London, July 21 : The over-stretched and under-manned British Army is all set to spread its wings to enrol more Caribbean youngsters.
Now chiefs are planning to send recruiters to Jamaica for new talent. They want other Caribbean youngsters to follow in the footsteps of Victoria Cross winner Lt Cpl Johnson Beharry, who joined up from Grenada.
The armed forces are on their way to the home of reggae to entice new squaddies to sign up in wake of operations in war ravaged Iraq and Afghanistan.
Chiefs believe the starting salaries, slammed as low even by top officers, will be more attractive to youngsters from poorer countries.
It's a U-turn from last year when military chiefs were reported to be putting a limit on Commmonwealth troops to protect the "Britishness" of the Army.
Commonwealth troops serving in the UK military have already shot up from 360 a decade ago to 6,600 now. Reports from the Caribbean said Army recruiters had already visited Belize, Grenada, St Vincent and the Grenadines and St Lucia.
They said 166 men and women had been signed up on the holiday island of St Lucia.

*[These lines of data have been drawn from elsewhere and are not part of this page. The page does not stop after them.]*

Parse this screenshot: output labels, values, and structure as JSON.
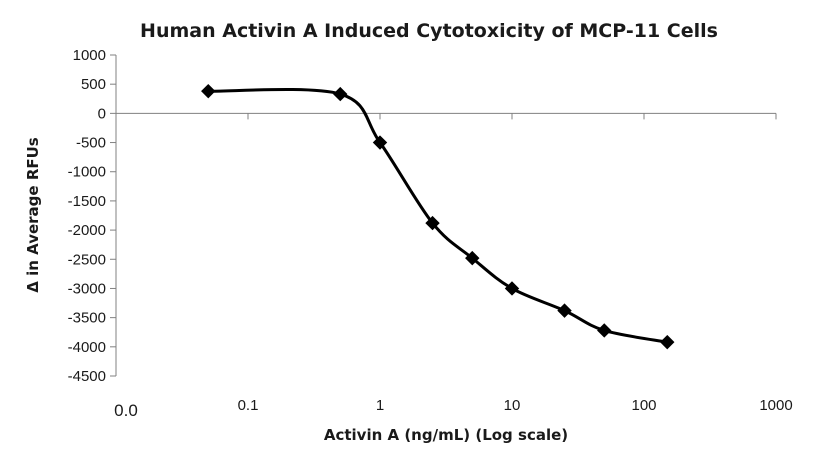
{
  "chart_data": {
    "type": "line",
    "title": "Human Activin A Induced Cytotoxicity of MCP-11 Cells",
    "xlabel": "Activin A (ng/mL) (Log scale)",
    "ylabel": "Δ in Average RFUs",
    "x_scale": "log",
    "xlim": [
      0.01,
      1000
    ],
    "ylim": [
      -4500,
      1000
    ],
    "x_tick_labels": [
      "0.0",
      "0.1",
      "1",
      "10",
      "100",
      "1000"
    ],
    "x_tick_values": [
      0.01,
      0.1,
      1,
      10,
      100,
      1000
    ],
    "y_ticks": [
      1000,
      500,
      0,
      -500,
      -1000,
      -1500,
      -2000,
      -2500,
      -3000,
      -3500,
      -4000,
      -4500
    ],
    "grid": false,
    "legend": "none",
    "series": [
      {
        "marker": "diamond",
        "color": "#000000",
        "smooth": true,
        "x": [
          0.05,
          0.5,
          1,
          2.5,
          5,
          10,
          25,
          50,
          150
        ],
        "y": [
          380,
          330,
          -500,
          -1880,
          -2480,
          -3000,
          -3380,
          -3720,
          -3920
        ]
      }
    ]
  }
}
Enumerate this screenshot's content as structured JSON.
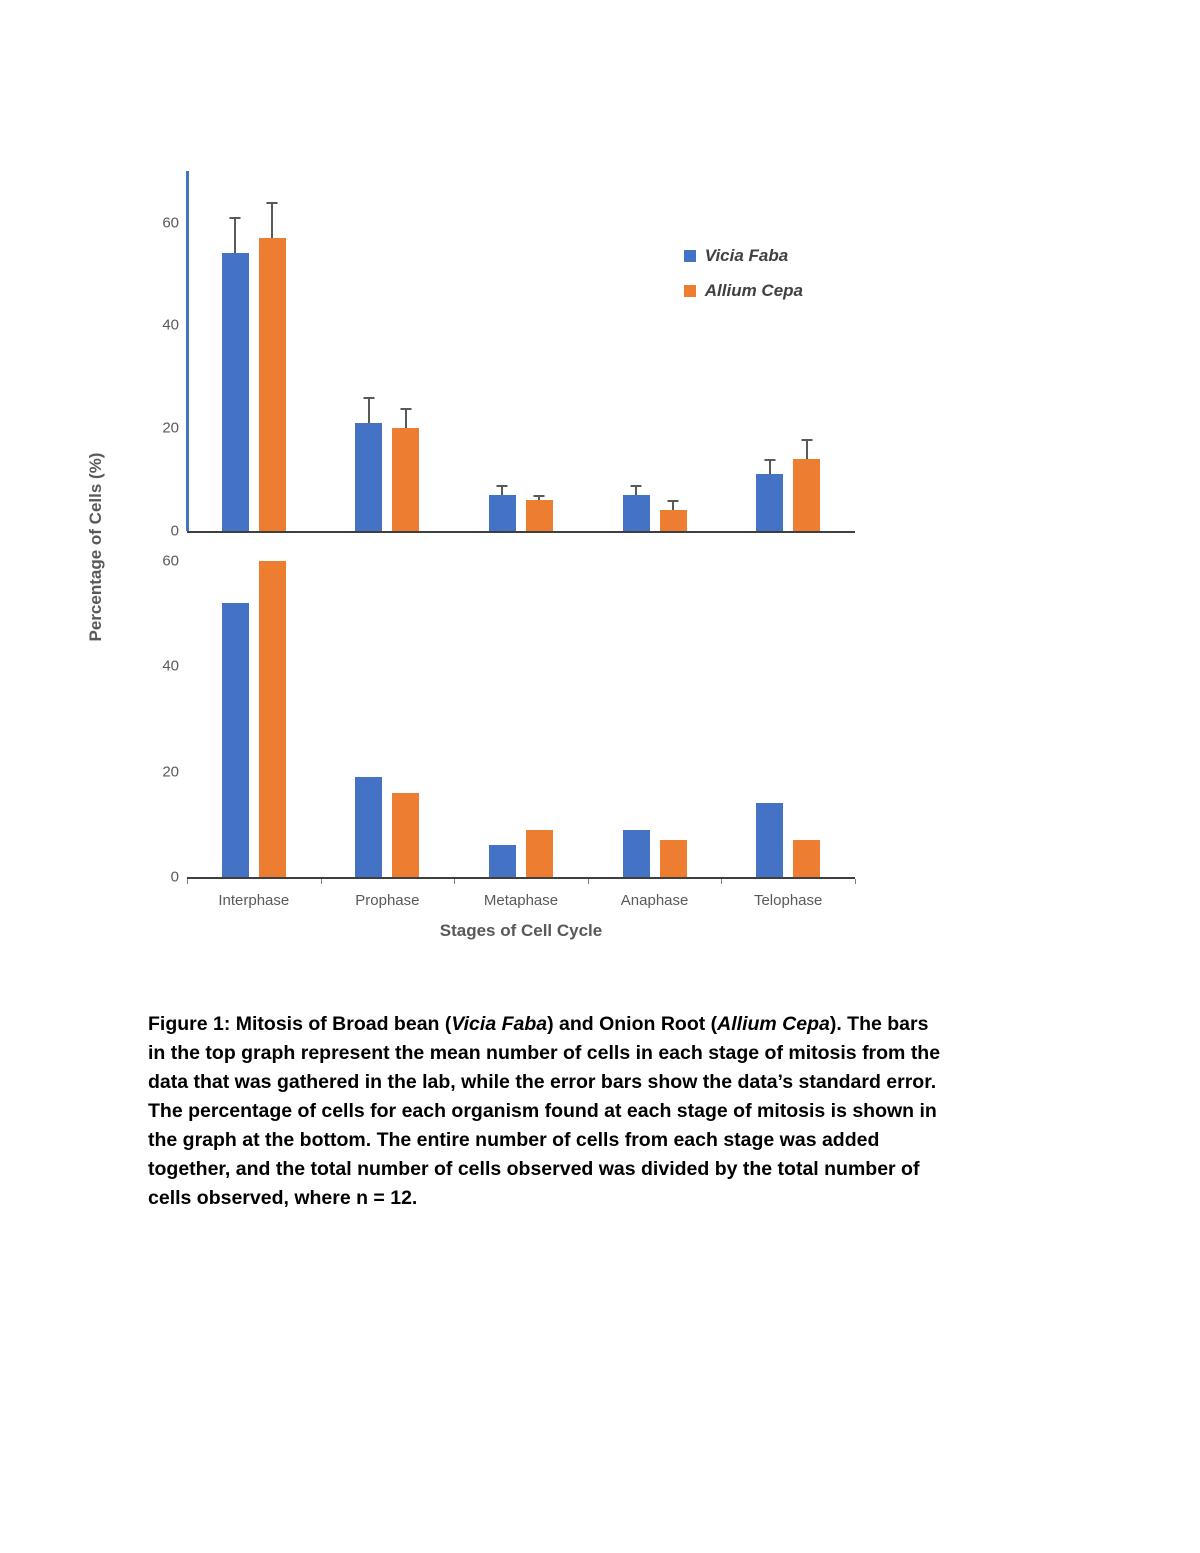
{
  "chart_meta": {
    "ylabel": "Percentage of Cells (%)",
    "colors": {
      "vicia_faba": "#4472C4",
      "allium_cepa": "#ED7D31",
      "error_bar": "#595959",
      "axis": "#3f3f3f"
    }
  },
  "chart_data": [
    {
      "type": "bar",
      "title": "",
      "categories": [
        "Interphase",
        "Prophase",
        "Metaphase",
        "Anaphase",
        "Telophase"
      ],
      "series": [
        {
          "name": "Vicia Faba",
          "color": "#4472C4",
          "values": [
            54,
            21,
            7,
            7,
            11
          ],
          "errors": [
            7,
            5,
            2,
            2,
            3
          ]
        },
        {
          "name": "Allium Cepa",
          "color": "#ED7D31",
          "values": [
            57,
            20,
            6,
            4,
            14
          ],
          "errors": [
            7,
            4,
            1,
            2,
            4
          ]
        }
      ],
      "yticks": [
        0,
        20,
        40,
        60
      ],
      "ylim": [
        0,
        70
      ],
      "error_bars": true,
      "legend_position": "top-right",
      "grid": false,
      "xlabel": "",
      "ylabel": ""
    },
    {
      "type": "bar",
      "title": "",
      "categories": [
        "Interphase",
        "Prophase",
        "Metaphase",
        "Anaphase",
        "Telophase"
      ],
      "series": [
        {
          "name": "Vicia Faba",
          "color": "#4472C4",
          "values": [
            52,
            19,
            6,
            9,
            14
          ]
        },
        {
          "name": "Allium Cepa",
          "color": "#ED7D31",
          "values": [
            60,
            16,
            9,
            7,
            7
          ]
        }
      ],
      "yticks": [
        0,
        20,
        40,
        60
      ],
      "ylim": [
        0,
        63
      ],
      "error_bars": false,
      "grid": false,
      "xlabel": "Stages of Cell Cycle",
      "ylabel": ""
    }
  ],
  "caption": {
    "segments": [
      {
        "text": "Figure 1:",
        "bold": true,
        "italic": false
      },
      {
        "text": " Mitosis of Broad bean (",
        "bold": true,
        "italic": false
      },
      {
        "text": "Vicia Faba",
        "bold": true,
        "italic": true
      },
      {
        "text": ") and Onion Root (",
        "bold": true,
        "italic": false
      },
      {
        "text": "Allium Cepa",
        "bold": true,
        "italic": true
      },
      {
        "text": "). The bars in the top graph represent the mean number of cells in each stage of mitosis from the data that was gathered in the lab, while the error bars show the data’s standard error.  The percentage of cells for each organism found at each stage of mitosis is shown in the graph at the bottom. The entire number of cells from each stage was added together, and the total number of cells observed was divided by the total number of cells observed, where n = 12.",
        "bold": true,
        "italic": false
      }
    ]
  }
}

Now Jamaica is being targeted in a bid to increase the number of its serving islanders from the current 600.
Latest figures show the military 4,900 short of its fully trained requirement, with the army 3,330 short.
In World War II tens of thousands of Commonwealth citizens volunteered for the UK armed forces, serving across Europe.
It was their experience in Britain, which laid the platform for the Windrush generation of Caribbean immigrants in the 1950s and 60s.
The Ministry of Defence told the Daily Star Sunday: "The armed forces are proud to recruit high quality soldiers from countries with close historical ties."
"Commonwealth soldiers make a huge contribution to the armed forces, including on active operational duty where many continue to perform with distinction and honour. These personnel bring a range of skills and talents, which enrich the Service as a whole," it said.
Normally the Army does not recruit actively overseas, except for getting Gurkhas from Nepal, although Commonwealth and Irish citizens are allowed to apply.